Pre-Calculated Metrics Summary:
  ├─ Piotroski F-Score: {X}/9 ({interpretation})
  ├─ Altman Z-Score: {X} ({zone})
  ├─ Quality Score: {X}/100
  └─ Red Flags: {N} | Green Flags: {N}

Experts to dispatch:
  ├─ Warren Buffett  (moat, owner earnings, FCF conversion)
  ├─ Ben Graham      (margin of safety, Z-Score, NCAV)
  ├─ Peter Lynch     (PEG, sustainable growth, trends)
  ├─ Cathie Wood     (disruption, gross profitability)
  ├─ George Soros    (reflexivity, sentiment)
  ├─ Ray Dalio       (cycles, stress testing, EVA)
  ├─ Michael Burry   (M-Score, accruals, forensics)
  ├─ Jim Simons      (quant factors, statistical patterns)
  └─ Robert Shiller  (CAPE, behavioral economics)

[REPRESENT] Expert contexts prepared from processing layer.

Actions:

  1. Validate ticker and data availability
  2. Use format_for_expert() to prepare expert-specific contexts
  3. Build the expert prompts with pre-calculated metrics
  4. Log the analysis plan

4.5 [IMPLEMENT] Phase (Full Mode Only)

Output to user:

═══════════════════════════════════════════════════════════
[IMPLEMENT] Dispatching expert analysts (parallel execution)
═══════════════════════════════════════════════════════════

[IMPLEMENT] → Spawning Warren Buffett analysis...
[IMPLEMENT] → Spawning Ben Graham analysis...
[IMPLEMENT] → Spawning Peter Lynch analysis...
[IMPLEMENT] → Spawning Cathie Wood analysis...
[IMPLEMENT] → Spawning George Soros analysis...
[IMPLEMENT] → Spawning Ray Dalio analysis...
[IMPLEMENT] → Spawning Michael Burry analysis...
[IMPLEMENT] → Spawning Jim Simons analysis...
[IMPLEMENT] → Spawning Robert Shiller analysis...

[IMPLEMENT] All 9 experts dispatched. Awaiting results...

Actions:

  1. Send single message with 9 parallel Task calls
  2. Wait for all responses
  3. Log progress as each completes

Post-dispatch output:

[IMPLEMENT] ✓ Warren Buffett complete (signal: {SIGNAL})
[IMPLEMENT] ✓ Ben Graham complete (signal: {SIGNAL})
[IMPLEMENT] ✓ Peter Lynch complete (signal: {SIGNAL})
[IMPLEMENT] ✓ Cathie Wood complete (signal: {SIGNAL})
[IMPLEMENT] ✓ George Soros complete (signal: {SIGNAL})
[IMPLEMENT] ✓ Ray Dalio complete (signal: {SIGNAL})
[IMPLEMENT] ✓ Michael Burry complete (signal: {SIGNAL})
[IMPLEMENT] ✓ Jim Simons complete (signal: {SIGNAL})
[IMPLEMENT] ✓ Robert Shiller complete (signal: {SIGNAL})
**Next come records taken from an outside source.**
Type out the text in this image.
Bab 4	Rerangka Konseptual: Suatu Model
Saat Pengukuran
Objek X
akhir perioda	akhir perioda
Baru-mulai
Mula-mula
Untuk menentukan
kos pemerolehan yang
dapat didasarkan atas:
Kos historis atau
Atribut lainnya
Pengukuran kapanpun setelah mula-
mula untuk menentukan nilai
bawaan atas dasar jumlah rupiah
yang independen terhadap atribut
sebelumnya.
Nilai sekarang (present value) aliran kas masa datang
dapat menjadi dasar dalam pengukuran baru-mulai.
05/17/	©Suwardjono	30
[IMPLEMENT] All expert analyses received.

4.6 [VALIDATE] Phase

Output to user:

═══════════════════════════════════════════════════════════
[VALIDATE] Cross-checking expert outputs
═══════════════════════════════════════════════════════════

[VALIDATE] Checking JSON schema compliance... {N}/9 valid
[VALIDATE] Checking for missing required fields... OK
[VALIDATE] Identifying contradictory assumptions...

Assumption Check:
  - Growth rate assumptions: Range {X%} to {Y%}
  - Valuation method disagreements: {N} found
  - Risk assessment divergence: {HIGH|MEDIUM|LOW}

[VALIDATE] Consensus strength: {STRONG|MODERATE|WEAK|DIVIDED}

Actions:

  1. Validate each expert's JSON output
  2. Check for required fields
  3. Identify contradictory assumptions
  4. Flag if consensus is suspiciously uniform (potential groupthink)

4.7 [EVOLVE] Phase

Output to user:

═══════════════════════════════════════════════════════════
[EVOLVE] Consolidating insights
═══════════════════════════════════════════════════════════

[EVOLVE] Signal distribution:
         Bullish:  {N} experts ({X}%)
         Neutral:  {N} experts ({X}%)
         Bearish:  {N} experts ({X}%)

[EVOLVE] Computing confidence-weighted consensus...
[EVOLVE] Building agreement matrix...
[EVOLVE] Aggregating risk factors...
[EVOLVE] Extracting common themes...
[EVOLVE] Computing price target consensus...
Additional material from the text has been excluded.